Le SD-WAN est l'un des bénéficiaires de cette combinaison d'objectifs. Environ un quart des entreprises de notre liste étaient déjà au prise avec un SD-WAN, mais presque toutes l'ont adopté pour étendre l'accès VPN à des sites qu'il n'était pas justifié de connecter directement à leurs VPN. Un peu plus de la moitié des entreprises disent désormais qu'elles remplaceront le VPN par du SD-WAN quand le coût de la connexion par travailleur habilité est trop élevé. Ce groupe est à peu près également divisé sur la question de savoir s'il faut acheter le matériel SD-WAN soi-même, l'obtenir auprès d'un fournisseur de services managés (MSP) ou l'obtenir auprès d'un opérateur de réseau ou d'un fournisseur de services de communication (CSP). La voie du MSP a la préférence quand les sites cibles sont multinationaux, et la voie du CSP est privilégiée quand les sites se trouvent tous actuellement sur des VPN d'un seul opérateur. Enfin, la mise en place d’un SD-WAN en propre est le choix qui s'impose quand aucune de ces conditions n'est remplie.

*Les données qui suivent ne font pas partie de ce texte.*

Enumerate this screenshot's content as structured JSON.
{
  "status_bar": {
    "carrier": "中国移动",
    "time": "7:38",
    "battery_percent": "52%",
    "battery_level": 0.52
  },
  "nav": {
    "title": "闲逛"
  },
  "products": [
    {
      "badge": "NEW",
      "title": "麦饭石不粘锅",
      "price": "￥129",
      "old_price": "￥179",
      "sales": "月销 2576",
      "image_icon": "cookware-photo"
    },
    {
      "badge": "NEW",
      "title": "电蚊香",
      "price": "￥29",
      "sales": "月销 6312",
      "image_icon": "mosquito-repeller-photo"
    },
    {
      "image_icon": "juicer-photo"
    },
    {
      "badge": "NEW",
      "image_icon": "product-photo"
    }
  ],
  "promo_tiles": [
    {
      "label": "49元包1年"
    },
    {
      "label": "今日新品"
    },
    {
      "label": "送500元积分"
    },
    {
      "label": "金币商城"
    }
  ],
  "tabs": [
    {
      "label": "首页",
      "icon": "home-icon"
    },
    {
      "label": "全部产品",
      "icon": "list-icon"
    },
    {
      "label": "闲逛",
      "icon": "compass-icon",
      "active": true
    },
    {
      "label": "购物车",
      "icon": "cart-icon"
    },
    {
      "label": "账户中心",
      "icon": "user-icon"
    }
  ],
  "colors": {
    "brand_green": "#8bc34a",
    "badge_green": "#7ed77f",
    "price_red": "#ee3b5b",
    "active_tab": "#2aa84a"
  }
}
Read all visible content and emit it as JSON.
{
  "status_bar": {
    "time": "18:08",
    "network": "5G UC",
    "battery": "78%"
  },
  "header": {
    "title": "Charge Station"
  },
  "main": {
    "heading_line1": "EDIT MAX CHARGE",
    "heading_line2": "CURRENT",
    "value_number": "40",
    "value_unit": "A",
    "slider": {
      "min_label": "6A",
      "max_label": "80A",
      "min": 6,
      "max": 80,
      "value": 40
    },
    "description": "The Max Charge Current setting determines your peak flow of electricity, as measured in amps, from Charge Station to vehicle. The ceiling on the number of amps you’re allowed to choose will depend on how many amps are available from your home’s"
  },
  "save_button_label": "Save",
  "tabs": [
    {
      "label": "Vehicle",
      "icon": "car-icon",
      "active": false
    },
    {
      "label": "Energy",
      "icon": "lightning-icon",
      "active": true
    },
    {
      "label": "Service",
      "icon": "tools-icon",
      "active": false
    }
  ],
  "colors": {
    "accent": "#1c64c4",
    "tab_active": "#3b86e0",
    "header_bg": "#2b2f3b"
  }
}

La sécurité ne doit pas être une option SD-WAN
Même si de nombreux produits/services SD-WAN offrent une sécurité renforcée, cette caractéristique n'est pas mise en avant par les adoptants potentiels du SD-WAN. La plupart d'entre eux expliquent que cela est dû au fait que la gestion des coûts et non l'amélioration de la sécurité est au cœur de la réflexion sur le SD-WAN. Mais la plupart disent aussi que les vendeurs/fournisseurs de SD-WAN ne les poussent pas à considérer la sécurité comme un des motifs d'adoption. Au lieu de cela, ils se concentrent généralement sur la sécurité en tant que couche supplémentaire. La sécurité est le domaine dans lequel la plupart des utilisateurs s'attendent à dépenser davantage, mais en même temps, c'est un domaine dans lequel ils pensent que leurs dépenses sont le plus susceptible d'être sous-optimales. Les trois quarts des acheteurs estiment qu'ils dépensent déjà trop pour la sécurité parce qu'ils ont superposé des éléments sans tenir compte de la situation dans son ensemble. Ils emploient souvent des termes comme « approche holistique » ou « repenser » dans leurs commentaires, mais en même temps, moins d'un huitième des utilisateurs prévoient de reconsidérer leurs stratégies de sécurité d'une manière ou d'une autre. Ils reconnaissent qu'entreprendre un changement majeur, c'est risquer de créer une faille dans les produits ou les pratiques qui pourrait leur nuire gravement. Ils espèrent que les fournisseurs actuels leur offriront de nouvelles fonctionnalités, même à un certain prix, et qu'ils rationaliseront d'une manière ou d'une autre l'ensemble de la pile et de l'approche de la sécurité.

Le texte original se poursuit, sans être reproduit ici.